Sacha, 5 ans, fait une terrible chute depuis le balcon de l’appartement de l’Hermine Blanche. Elle vient de perdre sa mère adorée… Bien plus tard, nous découvrons sa vie après le drame. Elle se raconte petite fille puis adulte, y mêlant la vie de sa mère Sophie au fur et à mesure de ce qu’elle apprend : sur cette dernière, sur sa famille,  l’histoire dans l’Histoire… Tout ce qui a fait d’elle l’adulte d’aujourd’hui et qu’elle est enfin prête à entendre et comprendre.

 

 

Sacha grandit entourée d’amour auprès de sa mère Sophie et du compagnon de celle-ci, Sam.  Sa vie est pour elle merveilleuse même si son père n’est pas tellement présent. Peu importe, Sam est là.

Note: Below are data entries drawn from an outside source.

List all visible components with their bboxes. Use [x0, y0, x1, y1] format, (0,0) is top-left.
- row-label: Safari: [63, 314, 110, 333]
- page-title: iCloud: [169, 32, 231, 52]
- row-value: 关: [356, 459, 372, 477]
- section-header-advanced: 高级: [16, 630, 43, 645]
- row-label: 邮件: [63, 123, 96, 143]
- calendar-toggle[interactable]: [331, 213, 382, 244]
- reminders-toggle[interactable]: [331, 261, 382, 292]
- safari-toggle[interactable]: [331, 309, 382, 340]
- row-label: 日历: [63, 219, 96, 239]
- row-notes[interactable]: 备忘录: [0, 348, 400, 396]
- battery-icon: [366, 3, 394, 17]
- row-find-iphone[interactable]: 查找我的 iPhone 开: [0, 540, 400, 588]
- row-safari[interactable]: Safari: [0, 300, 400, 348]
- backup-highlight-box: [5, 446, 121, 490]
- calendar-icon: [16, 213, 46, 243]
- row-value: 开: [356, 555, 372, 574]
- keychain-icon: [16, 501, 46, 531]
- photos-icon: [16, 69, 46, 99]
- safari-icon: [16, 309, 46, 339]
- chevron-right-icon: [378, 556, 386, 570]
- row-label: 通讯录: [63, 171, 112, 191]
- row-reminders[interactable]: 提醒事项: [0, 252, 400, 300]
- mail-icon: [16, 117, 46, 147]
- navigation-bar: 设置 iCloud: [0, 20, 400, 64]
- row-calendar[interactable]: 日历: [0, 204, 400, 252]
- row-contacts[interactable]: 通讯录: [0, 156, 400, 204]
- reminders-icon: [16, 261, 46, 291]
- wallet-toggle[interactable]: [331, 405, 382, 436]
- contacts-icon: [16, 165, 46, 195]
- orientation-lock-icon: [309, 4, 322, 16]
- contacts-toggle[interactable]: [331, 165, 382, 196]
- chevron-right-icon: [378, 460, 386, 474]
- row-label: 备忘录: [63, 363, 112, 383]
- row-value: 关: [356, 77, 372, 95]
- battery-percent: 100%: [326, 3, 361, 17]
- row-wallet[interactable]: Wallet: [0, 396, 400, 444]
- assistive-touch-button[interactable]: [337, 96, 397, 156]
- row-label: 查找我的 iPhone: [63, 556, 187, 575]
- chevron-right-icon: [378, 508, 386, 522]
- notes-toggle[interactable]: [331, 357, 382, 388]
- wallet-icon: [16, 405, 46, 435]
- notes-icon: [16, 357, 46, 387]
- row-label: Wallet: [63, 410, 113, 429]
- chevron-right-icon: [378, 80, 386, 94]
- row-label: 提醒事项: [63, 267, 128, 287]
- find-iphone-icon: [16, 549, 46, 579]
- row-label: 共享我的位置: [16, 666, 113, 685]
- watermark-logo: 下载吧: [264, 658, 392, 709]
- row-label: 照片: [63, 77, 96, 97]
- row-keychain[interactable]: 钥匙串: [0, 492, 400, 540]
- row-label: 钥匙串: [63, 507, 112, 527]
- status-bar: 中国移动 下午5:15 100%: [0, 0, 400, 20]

Et puis c’est le drame. Sa mère disparaît, morte de chagrin lui dit-on… Peu de temps après Sacha tombe du balcon et toutes les hypothèses sont envisagées . Son père et sa belle-mère la prennent en charge mais sont terriblement maladroits face à cette enfant si jeune et déjà cabossée par la vie ; démunis, ils décident de l’envoyer en pension. Elle a 5 ans…. Heureusement ses grand-parents lui apporteront un peu de ce qui lui manque tant.

Par le biais de chapitres interposés, Kyra Dupont-Troubetzkoy nous raconte l’histoire de Sacha qui s’entremêle à celle de Sophie au fur et à mesure de ses recherches,  pour arriver à ce qui a été à la genèse du drame, des drames. Car tout ne se cantonne pas à uniquement Sophie. Descendante de l’aristocratie russe, c’est toute son histoire familiale aux personnalités imposantes comme son grand-père Alexandre que nous découvrons. Mais c’est également celle de la descendance de cette génération qui a vu l’Empire Russe s’écrouler et que Sacha va rencontrer en osant enfin et simplement poser des questions aux témoins de ces existences. La terrible et profonde douleur de l’exil, l’espoir de retour jamais exaucé .

Et puis tous ces nons-dits, volontaires ou non, mais beaucoup trop nombreux. Quel immense gâchis…

 

Ce roman a été comme un coup de poing et je n’ai certainement pas toujours su mettre la distance qu’il fallait dans ma lecture. J’ai d’ailleurs beaucoup de mal à écrire cette chronique, tout n’est pas encore digéré, tant de choses se bousculent encore. Je ne m’attendais pas à ressentir tout ça quand Kyra m’a proposé de lire son dernier roman . Même si le récit n’est pas autobiographique, on sait que certaines choses viennent de son histoire personnelle, elle ne s’en cache pas. Qui, quoi, comment peu importe, et comme elle l’espérait cette dernière peut résonner avec les histoires de chacun de nous. Dramatiques ou heureuses, mais tellement profondément intimes. On ne peut pas rester insensible, enfin moi je ne peux pas.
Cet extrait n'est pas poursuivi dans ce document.